F44.5

Dissociative convulsions

Dissociative convulsions, often clinically referred to as psychogenic non-epileptic seizures (PNES), are paroxysmal episodes that superficially resemble epileptic seizures but are not the result of abnormal electrical discharges in the brain. Instead, these manifestations are considered a physical expression of psychological distress or internal conflict. Unlike epilepsy, dissociative convulsions are characterized by semi-purposeful movements, the absence of post-ictal confusion, and are typically triggered by emotional stressors. In the ICD-10-CM classification, these fall under dissociative and conversion disorders, emphasizing the subconscious conversion of psychological pain into somatic symptoms.

Clinical Symptoms

  • Convulsive limb movements (often asynchronous or thrashing)
  • Side-to-side head shaking
  • Pelvic thrusting or forward arching (opisthotonus)
  • Prolonged duration of episodes (often exceeding 2-5 minutes)
  • Eyes tightly closed during the event (resistance to eyelid opening)
  • Rapid recovery of consciousness without significant post-ictal confusion
  • Fluctuating or waxing and waning course of motor activity
  • Biting the tip of the tongue (rarely the lateral side)
  • Absence of autonomic changes like cyanosis or significant tachycardia
  • Situational triggers or presence of an audience during the event

Common Causes

  • History of physical, emotional, or sexual trauma
  • Post-traumatic stress disorder (PTSD)
  • Acute psychological stress or severe life stressors
  • Maladaptive coping mechanisms for emotional regulation
  • Comorbid psychiatric conditions (e.g., borderline personality disorder, depression, or anxiety)
  • History of adverse childhood experiences (ACEs)
  • Internalized conflict or secondary gain (subconscious)
  • Neurobiological predisposition to dissociation

Documentation & Coding Tips

Distinguish from Epileptic Seizures using Video-EEG results.

Example: Patient exhibits seizure-like episodes characterized by side-to-side head shaking and pelvic thrusting. Concurrent 24-hour ambulatory video-EEG monitoring (CPT 95724) confirms absence of ictal discharges during movements. Findings support a diagnosis of dissociative convulsions (F44.5) rather than G40.909. History significant for comorbid major depressive disorder (F32.9) which increases risk adjustment complexity.

Billing Focus: Documentation must specify the absence of electrographic correlates to justify the psychiatric diagnosis code F44.5.

Document specific semiology of the movements to support psychogenic origin.
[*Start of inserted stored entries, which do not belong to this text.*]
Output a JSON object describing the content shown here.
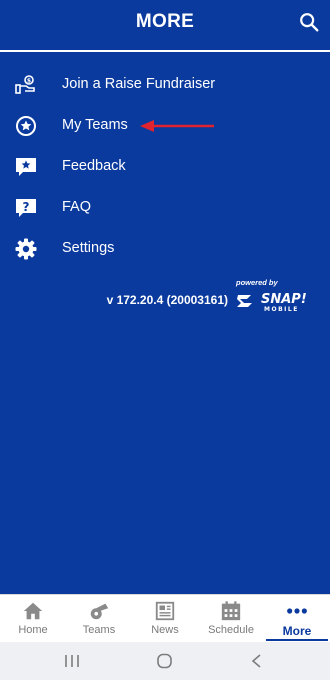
{
  "header": {
    "title": "MORE"
  },
  "menu": {
    "items": [
      {
        "label": "Join a Raise Fundraiser",
        "icon": "fundraiser-hand-icon"
      },
      {
        "label": "My Teams",
        "icon": "team-badge-icon"
      },
      {
        "label": "Feedback",
        "icon": "feedback-star-icon"
      },
      {
        "label": "FAQ",
        "icon": "faq-question-icon"
      },
      {
        "label": "Settings",
        "icon": "settings-gear-icon"
      }
    ]
  },
  "footer_info": {
    "version": "v 172.20.4 (20003161)",
    "powered_by": "powered by",
    "brand": "SNAP!",
    "brand_sub": "MOBILE"
  },
  "tabs": [
    {
      "label": "Home",
      "icon": "home-icon"
    },
    {
      "label": "Teams",
      "icon": "whistle-icon"
    },
    {
      "label": "News",
      "icon": "newspaper-icon"
    },
    {
      "label": "Schedule",
      "icon": "calendar-icon"
    },
    {
      "label": "More",
      "icon": "more-dots-icon",
      "active": true
    }
  ],
  "colors": {
    "primary": "#0b3a9e",
    "arrow": "#e0232e",
    "tab_inactive": "#7a7a7a"
  }
}
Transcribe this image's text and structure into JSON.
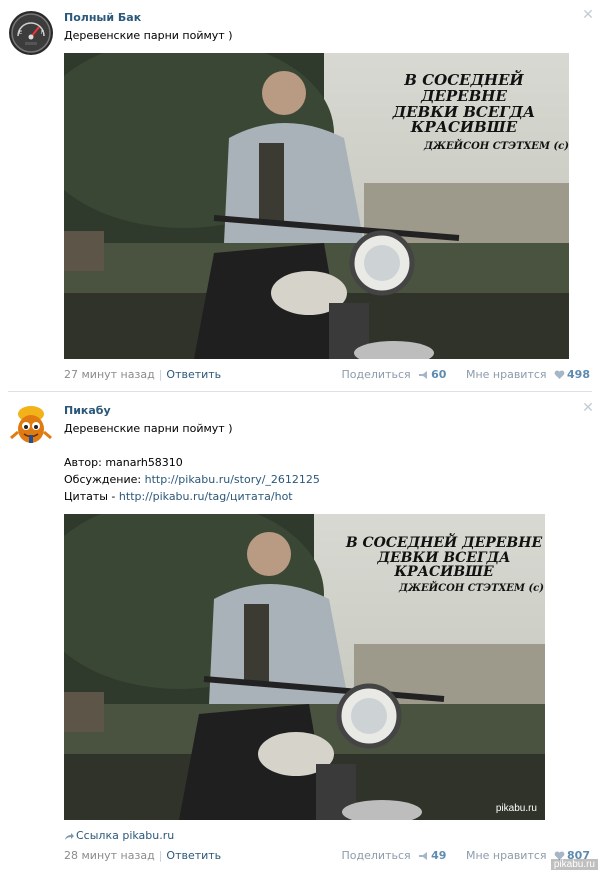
{
  "post1": {
    "author": "Полный Бак",
    "text": "Деревенские парни поймут )",
    "image": {
      "quote_line1": "В СОСЕДНЕЙ ДЕРЕВНЕ",
      "quote_line2": "ДЕВКИ ВСЕГДА",
      "quote_line3": "КРАСИВШЕ",
      "signature": "ДЖЕЙСОН СТЭТХЕМ (с)"
    },
    "footer": {
      "time": "27 минут назад",
      "reply": "Ответить",
      "share_label": "Поделиться",
      "share_count": "60",
      "like_label": "Мне нравится",
      "like_count": "498"
    }
  },
  "post2": {
    "author": "Пикабу",
    "text": "Деревенские парни поймут )",
    "author_line_label": "Автор:",
    "author_line_value": "manarh58310",
    "discussion_label": "Обсуждение:",
    "discussion_url": "http://pikabu.ru/story/_2612125",
    "quotes_label": "Цитаты -",
    "quotes_url": "http://pikabu.ru/tag/цитата/hot",
    "image": {
      "quote_line1": "В СОСЕДНЕЙ ДЕРЕВНЕ",
      "quote_line2": "ДЕВКИ ВСЕГДА",
      "quote_line3": "КРАСИВШЕ",
      "signature": "ДЖЕЙСОН СТЭТХЕМ (с)",
      "watermark": "pikabu.ru"
    },
    "link_label": "Ссылка",
    "link_value": "pikabu.ru",
    "footer": {
      "time": "28 минут назад",
      "reply": "Ответить",
      "share_label": "Поделиться",
      "share_count": "49",
      "like_label": "Мне нравится",
      "like_count": "807"
    }
  },
  "corner_stamp": "pikabu.ru",
  "icons": {
    "close": "close-icon",
    "share": "megaphone-icon",
    "like": "heart-icon",
    "link": "share-arrow-icon"
  },
  "colors": {
    "link": "#2b587a",
    "muted": "#8c8c8c",
    "count": "#5e8bb0",
    "divider": "#dae1e8"
  }
}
Example: Episode lasted 12 minutes with fluctuating intensity and eyes closed tightly. No tongue biting or urinary incontinence noted. Presence of 'arc en cercle' posturing. These dissociative convulsions (F44.5) are triggered by acute family conflict. Evaluation required Moderate MDM (99214) due to the need to differentiate from neurological status changes.
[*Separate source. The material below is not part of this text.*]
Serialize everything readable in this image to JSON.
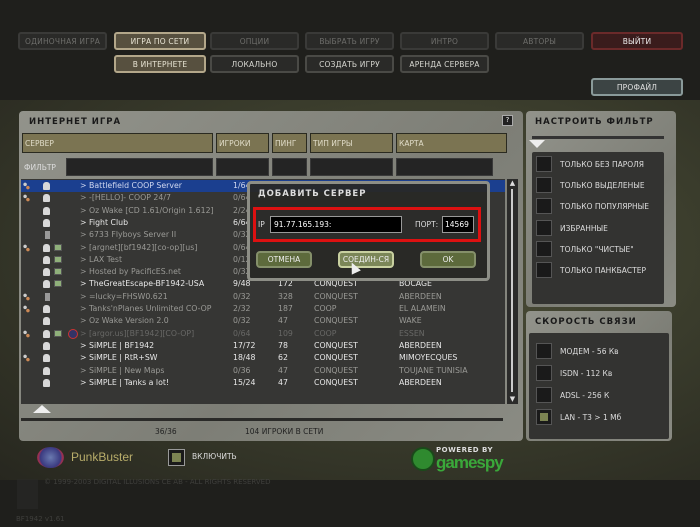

Billing Focus: Include duration and specific motor characteristics to support medical necessity for extended observation or specialized psychiatric care.

Clearly identify psychological stressors or trauma history as triggers.

Example: Patient reports onset of dissociative convulsions (F44.5) immediately following the anniversary of a domestic assault. Symptoms represent a conversion of psychological distress into physical manifestation. Managed with a 45-minute psychotherapy session (90834). Patient also has chronic PTSD (F43.10), which is an active comorbid factor in the treatment plan.

Billing Focus: Linking the physical symptom to a psychological stressor is essential for the F44 category criteria.

State the status of consciousness and postictal phase characteristics.

Example: Dissociative convulsions (F44.5) observed; patient maintained awareness of surroundings but was unable to control motor output. Immediate return to baseline following the 5-minute event without postictal confusion. This differentiates the event from complex partial or generalized seizures. Plan includes coordination with neurology and continuation of SSRI for underlying anxiety.

Billing Focus: Explicitly noting the lack of a postictal state supports the F44.5 diagnosis over seizure codes.

Document the multidisciplinary nature of the care team and plan.

Example: Multidisciplinary review of dissociative convulsions (F44.5) involves Neurology and Behavioral Health. Treatment plan focuses on cognitive behavioral therapy for functional neurological disorders. Patient is not currently on anti-epileptic drugs (AEDs) as they are contraindicated for this psychogenic diagnosis. Complexity of care involves managing comorbid borderline personality disorder (F60.3).

Billing Focus: Documenting the involvement of multiple specialists supports higher level E/M codes (99215) when time or complexity requirements are met.